Après une reconnaissance archéologique approfondie qui documente le contexte environnemental et les relations spatio-temporelles des établissements et autres éléments créés par l’homme, les archéologues se lancent dans des programmes de fouilles pour découvrir et documenter la culture matérielle d’un site et la manière dont cette culture matérielle a évolué au fil du temps. La conception et l’exécution d’une fouille archéologique est une dimension hautement technique du métier d’archéologue qui nécessite souvent l’engagement d’une équipe interdisciplinaire de scientifiques et de techniciens : géomètres, épigraphistes, géologues, botanistes, anthropologues physiques, zoologues et autres spécialistes. Le dossier documentaire d’une fouille comprend des cartes détaillées et des plans architecturaux des structures excavées et d’autres caractéristiques, ainsi que de grandes quantités d’artefacts récupérés, dont les emplacements stratigraphiques (c’est-à-dire la position horizontale et verticale précise dans les couches enterrées d’un site) et le contexte de dépôt ont été méticuleusement enregistrés dans des formulaires de données standardisés.
La procédure finale de documentation des vestiges matériels des sociétés passées implique une analyse quantitative et qualitative minutieuse, et souvent techniquement spécialisée, des artefacts récupérés. Cette description et cette classification systématiques des objets en fonction de leur emplacement chronologique, de leur matériau, de leur forme, de leur processus de production, de leur durée d’utilisation et de leur mode de dépôt dépendent d’une foule de techniques analytiques sophistiquées mises au point pour décoder l’histoire de ces objets mis au rebut, qui avaient autrefois une signification sociale pour les communautés humaines dans lesquelles ils étaient fabriqués, utilisés et valorisés. Les principales de ces techniques d’analyse sont divers types de méthodes de datation physique et chimique, y compris, et surtout, la datation au radiocarbone, qui a été développée dans les années 1940 par le lauréat du prix Nobel Willard Libby à l’Université de Chicago.

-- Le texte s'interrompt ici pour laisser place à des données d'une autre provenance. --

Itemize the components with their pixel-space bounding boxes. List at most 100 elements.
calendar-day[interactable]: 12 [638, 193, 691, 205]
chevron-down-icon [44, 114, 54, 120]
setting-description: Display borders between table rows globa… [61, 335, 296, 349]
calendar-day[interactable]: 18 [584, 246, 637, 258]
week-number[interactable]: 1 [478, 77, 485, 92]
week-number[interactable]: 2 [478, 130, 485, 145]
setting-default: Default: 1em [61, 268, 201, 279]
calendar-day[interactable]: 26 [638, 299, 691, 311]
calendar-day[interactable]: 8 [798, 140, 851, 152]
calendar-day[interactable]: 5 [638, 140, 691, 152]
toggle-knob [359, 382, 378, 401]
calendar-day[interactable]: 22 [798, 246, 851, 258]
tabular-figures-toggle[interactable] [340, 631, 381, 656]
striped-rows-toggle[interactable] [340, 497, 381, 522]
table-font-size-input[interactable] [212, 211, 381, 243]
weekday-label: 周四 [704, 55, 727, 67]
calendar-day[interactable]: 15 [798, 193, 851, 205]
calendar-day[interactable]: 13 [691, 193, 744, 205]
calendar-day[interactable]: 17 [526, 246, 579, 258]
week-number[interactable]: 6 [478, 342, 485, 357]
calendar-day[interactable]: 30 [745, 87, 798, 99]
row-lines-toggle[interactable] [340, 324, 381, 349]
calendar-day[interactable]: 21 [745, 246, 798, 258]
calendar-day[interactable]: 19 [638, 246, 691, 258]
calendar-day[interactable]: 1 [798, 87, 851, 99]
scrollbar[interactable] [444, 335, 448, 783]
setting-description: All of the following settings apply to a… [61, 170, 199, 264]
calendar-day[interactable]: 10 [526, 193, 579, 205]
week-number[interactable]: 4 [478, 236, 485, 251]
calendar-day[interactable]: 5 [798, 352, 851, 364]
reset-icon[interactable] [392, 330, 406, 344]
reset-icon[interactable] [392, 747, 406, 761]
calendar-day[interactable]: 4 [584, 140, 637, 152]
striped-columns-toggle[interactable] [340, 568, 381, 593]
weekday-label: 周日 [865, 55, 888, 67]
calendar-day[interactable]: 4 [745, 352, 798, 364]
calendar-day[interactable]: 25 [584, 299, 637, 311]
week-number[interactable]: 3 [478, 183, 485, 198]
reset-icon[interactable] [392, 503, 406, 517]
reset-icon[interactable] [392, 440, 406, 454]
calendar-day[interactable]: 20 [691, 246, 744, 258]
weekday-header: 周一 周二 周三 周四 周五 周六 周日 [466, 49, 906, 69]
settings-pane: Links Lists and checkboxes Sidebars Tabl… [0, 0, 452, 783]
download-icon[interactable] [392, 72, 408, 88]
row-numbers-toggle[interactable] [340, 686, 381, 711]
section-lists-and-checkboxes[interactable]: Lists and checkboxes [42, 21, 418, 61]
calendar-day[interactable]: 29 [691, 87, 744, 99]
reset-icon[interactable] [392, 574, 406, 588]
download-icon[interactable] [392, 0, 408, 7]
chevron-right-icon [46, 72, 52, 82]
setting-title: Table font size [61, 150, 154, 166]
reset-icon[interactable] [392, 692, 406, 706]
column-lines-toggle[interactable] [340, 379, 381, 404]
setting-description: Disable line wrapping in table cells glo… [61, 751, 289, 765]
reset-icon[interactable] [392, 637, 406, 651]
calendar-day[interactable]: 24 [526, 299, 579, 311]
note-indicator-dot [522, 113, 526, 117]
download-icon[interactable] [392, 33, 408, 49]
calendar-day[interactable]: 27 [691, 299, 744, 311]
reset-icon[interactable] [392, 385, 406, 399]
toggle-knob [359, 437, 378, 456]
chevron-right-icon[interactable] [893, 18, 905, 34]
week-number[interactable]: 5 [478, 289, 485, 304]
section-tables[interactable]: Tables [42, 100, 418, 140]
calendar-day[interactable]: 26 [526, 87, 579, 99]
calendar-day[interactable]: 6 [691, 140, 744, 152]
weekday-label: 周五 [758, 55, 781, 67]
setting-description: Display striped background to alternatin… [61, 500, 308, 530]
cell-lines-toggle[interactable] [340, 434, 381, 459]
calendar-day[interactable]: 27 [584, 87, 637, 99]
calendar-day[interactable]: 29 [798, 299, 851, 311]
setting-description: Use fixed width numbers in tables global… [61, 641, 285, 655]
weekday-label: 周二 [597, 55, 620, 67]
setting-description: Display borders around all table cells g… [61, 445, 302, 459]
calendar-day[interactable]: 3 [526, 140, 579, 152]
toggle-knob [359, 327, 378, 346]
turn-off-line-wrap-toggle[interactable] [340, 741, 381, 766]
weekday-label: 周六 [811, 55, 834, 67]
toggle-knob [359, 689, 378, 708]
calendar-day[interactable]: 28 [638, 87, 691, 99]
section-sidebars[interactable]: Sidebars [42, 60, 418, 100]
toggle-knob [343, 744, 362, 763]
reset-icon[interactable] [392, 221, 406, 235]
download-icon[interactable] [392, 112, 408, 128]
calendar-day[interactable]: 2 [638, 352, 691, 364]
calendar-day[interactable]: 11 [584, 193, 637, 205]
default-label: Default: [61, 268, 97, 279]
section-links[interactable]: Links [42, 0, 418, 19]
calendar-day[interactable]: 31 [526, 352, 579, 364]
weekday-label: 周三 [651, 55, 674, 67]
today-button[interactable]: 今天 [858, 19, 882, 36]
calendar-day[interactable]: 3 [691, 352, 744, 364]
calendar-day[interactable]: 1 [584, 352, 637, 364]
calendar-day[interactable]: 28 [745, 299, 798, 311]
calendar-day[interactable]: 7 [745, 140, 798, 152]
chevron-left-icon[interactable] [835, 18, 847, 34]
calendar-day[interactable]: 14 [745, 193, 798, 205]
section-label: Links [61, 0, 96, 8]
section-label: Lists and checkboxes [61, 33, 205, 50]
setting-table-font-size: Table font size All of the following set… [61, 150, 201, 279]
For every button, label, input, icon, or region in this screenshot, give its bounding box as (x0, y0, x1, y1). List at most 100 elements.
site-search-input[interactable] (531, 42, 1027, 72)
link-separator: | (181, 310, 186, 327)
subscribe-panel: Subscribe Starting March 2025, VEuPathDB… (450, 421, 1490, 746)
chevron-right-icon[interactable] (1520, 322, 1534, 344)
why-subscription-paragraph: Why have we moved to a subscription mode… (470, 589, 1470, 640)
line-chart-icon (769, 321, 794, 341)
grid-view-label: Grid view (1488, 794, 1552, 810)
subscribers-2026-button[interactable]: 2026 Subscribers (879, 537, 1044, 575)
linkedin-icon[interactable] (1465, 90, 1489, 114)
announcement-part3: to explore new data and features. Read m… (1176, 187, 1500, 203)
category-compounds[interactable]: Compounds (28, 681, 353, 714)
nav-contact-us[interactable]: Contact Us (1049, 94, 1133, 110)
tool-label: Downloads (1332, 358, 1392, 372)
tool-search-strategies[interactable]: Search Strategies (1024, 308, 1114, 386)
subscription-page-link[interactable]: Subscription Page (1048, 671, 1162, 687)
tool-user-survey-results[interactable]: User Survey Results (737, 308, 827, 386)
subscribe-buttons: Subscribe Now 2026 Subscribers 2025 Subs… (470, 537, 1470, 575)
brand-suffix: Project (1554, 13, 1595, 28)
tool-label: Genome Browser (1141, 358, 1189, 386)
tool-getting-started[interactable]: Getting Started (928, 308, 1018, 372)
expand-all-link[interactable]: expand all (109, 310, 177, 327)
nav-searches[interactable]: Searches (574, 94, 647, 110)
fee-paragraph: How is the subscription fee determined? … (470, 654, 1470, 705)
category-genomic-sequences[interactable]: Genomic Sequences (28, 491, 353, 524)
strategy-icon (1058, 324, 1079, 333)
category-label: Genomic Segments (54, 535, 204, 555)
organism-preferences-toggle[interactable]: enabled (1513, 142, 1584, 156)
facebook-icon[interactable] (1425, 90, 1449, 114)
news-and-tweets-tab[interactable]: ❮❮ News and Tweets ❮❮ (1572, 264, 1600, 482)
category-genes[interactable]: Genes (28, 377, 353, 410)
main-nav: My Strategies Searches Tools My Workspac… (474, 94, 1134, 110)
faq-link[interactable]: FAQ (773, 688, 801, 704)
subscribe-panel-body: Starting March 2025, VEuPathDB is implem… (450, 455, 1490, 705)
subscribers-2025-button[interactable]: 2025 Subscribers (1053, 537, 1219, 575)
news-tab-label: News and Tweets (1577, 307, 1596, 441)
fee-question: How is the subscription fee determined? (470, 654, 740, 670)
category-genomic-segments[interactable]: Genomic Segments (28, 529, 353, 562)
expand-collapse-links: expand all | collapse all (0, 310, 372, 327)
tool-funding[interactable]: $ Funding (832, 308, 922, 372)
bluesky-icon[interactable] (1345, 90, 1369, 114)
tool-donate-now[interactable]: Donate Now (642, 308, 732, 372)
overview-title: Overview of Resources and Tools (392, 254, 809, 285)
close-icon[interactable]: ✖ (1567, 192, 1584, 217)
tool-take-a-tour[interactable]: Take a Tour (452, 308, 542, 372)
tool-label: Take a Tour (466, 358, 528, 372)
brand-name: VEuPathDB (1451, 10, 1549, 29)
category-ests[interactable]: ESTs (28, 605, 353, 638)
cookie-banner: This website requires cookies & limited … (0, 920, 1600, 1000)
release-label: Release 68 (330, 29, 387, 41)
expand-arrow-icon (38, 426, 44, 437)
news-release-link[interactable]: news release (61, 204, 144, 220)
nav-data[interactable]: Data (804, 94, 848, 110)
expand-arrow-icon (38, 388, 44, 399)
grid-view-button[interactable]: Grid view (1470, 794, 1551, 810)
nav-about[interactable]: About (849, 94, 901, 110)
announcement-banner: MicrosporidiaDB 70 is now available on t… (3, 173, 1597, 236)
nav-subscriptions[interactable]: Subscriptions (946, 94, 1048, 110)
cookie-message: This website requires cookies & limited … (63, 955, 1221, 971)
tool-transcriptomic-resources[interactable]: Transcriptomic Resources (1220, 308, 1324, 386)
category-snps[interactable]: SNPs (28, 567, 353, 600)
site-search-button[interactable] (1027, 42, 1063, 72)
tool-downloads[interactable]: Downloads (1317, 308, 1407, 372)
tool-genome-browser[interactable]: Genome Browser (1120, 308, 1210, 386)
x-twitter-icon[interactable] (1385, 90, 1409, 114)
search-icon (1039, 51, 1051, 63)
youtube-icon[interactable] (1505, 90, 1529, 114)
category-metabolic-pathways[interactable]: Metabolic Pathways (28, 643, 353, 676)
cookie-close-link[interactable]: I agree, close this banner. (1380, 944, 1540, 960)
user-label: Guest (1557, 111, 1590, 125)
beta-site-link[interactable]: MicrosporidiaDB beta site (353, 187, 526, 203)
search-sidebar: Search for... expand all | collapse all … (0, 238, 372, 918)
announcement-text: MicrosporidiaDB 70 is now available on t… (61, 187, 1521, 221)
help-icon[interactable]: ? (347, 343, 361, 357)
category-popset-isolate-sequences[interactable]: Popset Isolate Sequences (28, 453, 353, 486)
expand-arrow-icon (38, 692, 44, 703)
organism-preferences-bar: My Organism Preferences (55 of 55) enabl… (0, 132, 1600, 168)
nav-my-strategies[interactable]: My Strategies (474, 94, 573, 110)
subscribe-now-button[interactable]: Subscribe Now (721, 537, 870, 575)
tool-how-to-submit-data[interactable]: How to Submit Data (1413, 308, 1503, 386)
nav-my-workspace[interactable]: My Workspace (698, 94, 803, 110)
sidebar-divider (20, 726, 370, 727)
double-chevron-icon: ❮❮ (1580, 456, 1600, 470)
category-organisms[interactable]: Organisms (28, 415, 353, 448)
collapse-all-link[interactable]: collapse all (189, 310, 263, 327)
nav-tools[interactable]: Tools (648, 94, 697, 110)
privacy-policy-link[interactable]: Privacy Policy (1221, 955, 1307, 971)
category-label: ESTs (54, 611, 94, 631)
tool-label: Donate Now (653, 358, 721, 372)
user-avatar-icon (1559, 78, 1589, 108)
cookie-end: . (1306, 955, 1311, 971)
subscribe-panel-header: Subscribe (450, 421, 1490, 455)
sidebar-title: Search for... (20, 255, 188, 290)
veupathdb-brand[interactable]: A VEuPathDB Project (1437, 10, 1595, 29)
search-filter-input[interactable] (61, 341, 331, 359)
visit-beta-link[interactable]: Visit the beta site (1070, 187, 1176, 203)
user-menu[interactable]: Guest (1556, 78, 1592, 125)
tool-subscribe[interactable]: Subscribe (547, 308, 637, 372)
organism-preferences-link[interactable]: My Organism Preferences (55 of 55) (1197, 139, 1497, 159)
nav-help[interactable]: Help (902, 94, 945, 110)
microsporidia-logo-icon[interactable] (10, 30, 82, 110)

Une fois que les preuves empiriques des sociétés passées ont été générées, les archéologues doivent faire des interprétations historiques et culturelles significatives de ces preuves. Les preuves archéologiques sont le plus souvent le reflet d’une histoire à long terme (interprétable principalement à l’échelle décennale, générationnelle ou même plus longue). Cela signifie qu’en l’absence de preuves historiques et textuelles contemporaines, les interprétations archéologiques se limitent souvent à l’exploration de structures socioculturelles profondément ancrées et durables et de changements sociohistoriques à long terme plutôt qu’à des événements spécifiques et des actions individuelles. Par conséquent, les interprétations archéologiques parviennent rarement à expliquer ce que les événements et les processus signifient en termes sociaux ou psychologiques pour les acteurs humains. Néanmoins, l’archéologie, en tant que forme d’anthropologie historique, offre une vision approfondie de la condition humaine.